Петр, о чем-то вспомнив, озабоченно полез в карман.
– Зело богатый ваш край. Богатый, а вы о том и не ведаете… Вот, – извлек он из своего кармана несколько черных блестящих камней и разложил их на столе, – великое богатство наше… И все это на вашей, донской земле…
Лукьян Максимов и Зерщиков изумленно переглянулись и недоверчиво взглянули на царя – дескать, не шутит ли он. Но лицо царя было серьезно и задумчиво.
– Великий государь, – усмехнулся Лукьян, – такого дерма у нас, на Старом поле, великое множество. Хоть Дон пруди им… Только невдомек мне, великий государь, какое же это богатство? Ума не приложу, для чего эти камни. Правда, в студеную пору пастухи те камни в костры бросают, обогреваются, знатно горят они…
– Вот-вот! – оживился Петр. – В том-то и дело, что они зело знатно горят…

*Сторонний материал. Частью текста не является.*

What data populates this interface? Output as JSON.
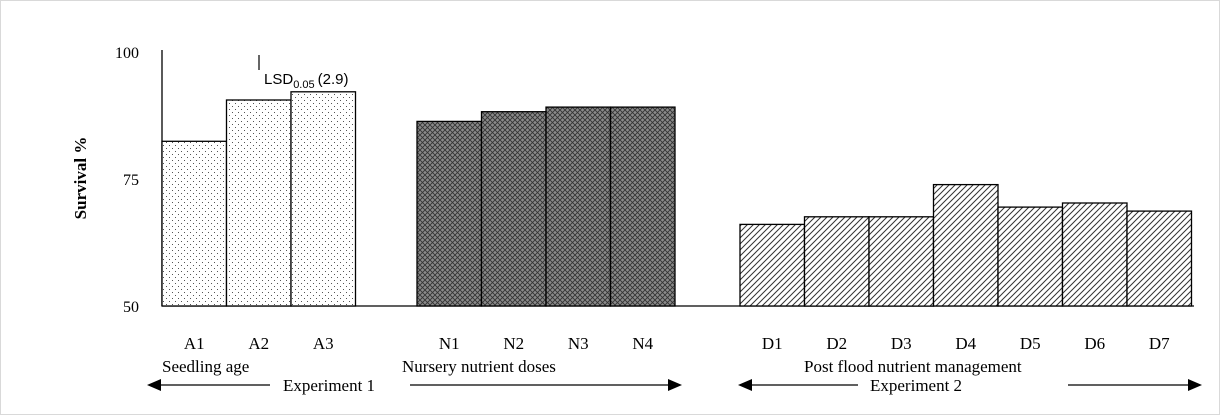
{
  "chart_data": {
    "type": "bar",
    "ylabel": "Survival %",
    "ylim": [
      50,
      100
    ],
    "yticks": [
      "100",
      "75",
      "50"
    ],
    "lsd_label": {
      "main": "LSD",
      "sub": "0.05",
      "value": "(2.9)"
    },
    "bars": [
      {
        "label": "A1",
        "value": 82.3,
        "group": 0
      },
      {
        "label": "A2",
        "value": 90.4,
        "group": 0
      },
      {
        "label": "A3",
        "value": 92.0,
        "group": 0
      },
      {
        "label": "N1",
        "value": 86.2,
        "group": 1
      },
      {
        "label": "N2",
        "value": 88.1,
        "group": 1
      },
      {
        "label": "N3",
        "value": 89.0,
        "group": 1
      },
      {
        "label": "N4",
        "value": 89.0,
        "group": 1
      },
      {
        "label": "D1",
        "value": 66.0,
        "group": 2
      },
      {
        "label": "D2",
        "value": 67.5,
        "group": 2
      },
      {
        "label": "D3",
        "value": 67.5,
        "group": 2
      },
      {
        "label": "D4",
        "value": 73.8,
        "group": 2
      },
      {
        "label": "D5",
        "value": 69.4,
        "group": 2
      },
      {
        "label": "D6",
        "value": 70.2,
        "group": 2
      },
      {
        "label": "D7",
        "value": 68.6,
        "group": 2
      }
    ],
    "groups": [
      "Seedling age",
      "Nursery nutrient doses",
      "Post flood nutrient management"
    ],
    "experiments": [
      "Experiment 1",
      "Experiment 2"
    ],
    "colors": {
      "axis": "#000000",
      "bar_stroke": "#000000",
      "fill_dots": "#555555",
      "fill_dark": "#444444",
      "fill_hatch": "#333333"
    }
  }
}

Глядя на черные камни, лежавшие перед ним, Петр глубоко задумался.
– Не ведаю, дойдут ли мои руки до этого камня, – раздумчиво проговорил он, – но сей минерал, если не нам, то нашим потомкам будет весьма полезен…[18]
Бережно собрав со стола камни, он снова положил их в карман.
– Богатая у вас, Лунька, земля, богатая. Только не умеете вы из нее богатства брать.
Ясырки – пленные турчанки и татарки – начали подавать обед.
Обед начался с кругляков – пирогов, начиненных рублеными перепелками. За ними последовали холодные закуски: студень, говяжьи языки с солеными огурцами, жареный поросенок. Ясырки не спускали глаз с гостей и, как только одно блюдо поедалось, подавали другое.
После холодных закусок принесли горячие блюда: щи, похлебку из кур, сваренную с сарацинским пшеном и изюмом, суп из баранины с морковью, дулму из капусты с рубленым мясом и огурцами.
Атаман с каждым новым блюдом подливал в кубок вина. Поднимая кубок, провозглашал:
– Здравствуй, наш великий царь-государь в кременной Москве, а мы, донские казаки, на тихом Дону!..
Во время одной из таких здравиц бахмутский атаман Булавин Кондрат порывисто поднялся со скамьи и, высоко подняв ковш, звонко крикнул:
– Здравствуй, войско Донское с верху до низу и с низу до верху!
И, выпив ковш до дна, опрокинул его над своей головой.